Yesterday I accompanied my friend as she underwent a very unpleasant test for a big, scary health issue. My friend is a lot like me: she has no children and her family is many miles away. No one should go through something like this alone, so I volunteered to be, what she good-naturedly called, her “Biopsy Buddy.”

I’m sure the medical center staff has been highly trained in putting nervous patients at ease, and the nurse who prepped my friend for her procedure did a good job of making safe small-talk. Unfortunately, she latched onto the topic of Halloween, her big plans to go to Disneyland for the evening, and the problems of trying to find a Halloween costume to fit a 7-year-old with extra-long legs. If she was looking to get a conversation started to ease the tension, she picked the wrong, darn subject.

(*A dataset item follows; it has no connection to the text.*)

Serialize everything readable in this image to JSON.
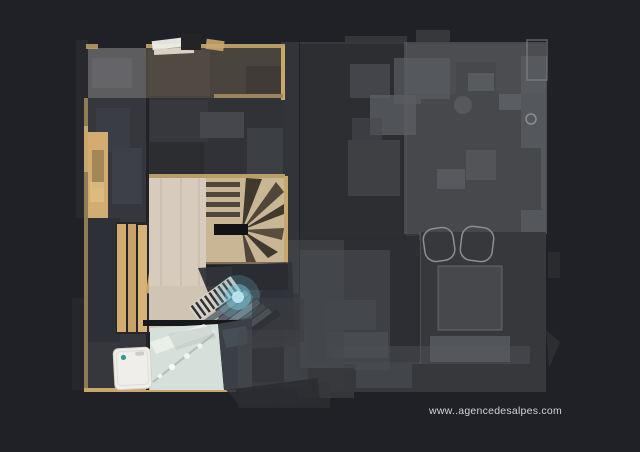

I don’t blame her for going with what she assumed to be a safe bet. I just wish the topic of children wasn’t always the go-to conversation starter.

It’s Whiny Wednesday. What do you wish was different today?

 

The Antidote to Shame: Empathy September 24, 2012

I recently watched this TED talk by Brené Brown, who is a “vulnerability researcher.” She speaks on the topic of shame, something we’ve talked about many times here.

The talk is about 20 minutes long and worth watching. The part that struck me most comes right at the end, when she has this to say:

“If you put shame in a Petri dish, it needs three things to grow exponentially: Secrecy, silence, and judgment. If you put the same amount of shame in a Petri dish and douse it with empathy, it can’t survive.”

This idea resonated with me so deeply and it felt like the crux of what this community is all about. So many of us feel shame because we can’t or didn’t or won’t have children. We stay quiet about it, working through our complex emotions alone and in silence, and feeling judged by a culture that prizes family and reveres motherhood. And our shame grows.

But find an empathetic ear­—someone who’s walked a mile in your shoes, who’s run the same emotional gauntlet, and who really understands what you’re going through—and that shame starts to wither. As Brown says in her talk:  “The two most powerful words when we’re in struggle are ‘Me too.’”

How many of you are living with feelings of shame? I encourage you to reach out to this community. Talking about your experience with others can help break your silence and secrecy, and I can promise that you’ll find empathy here.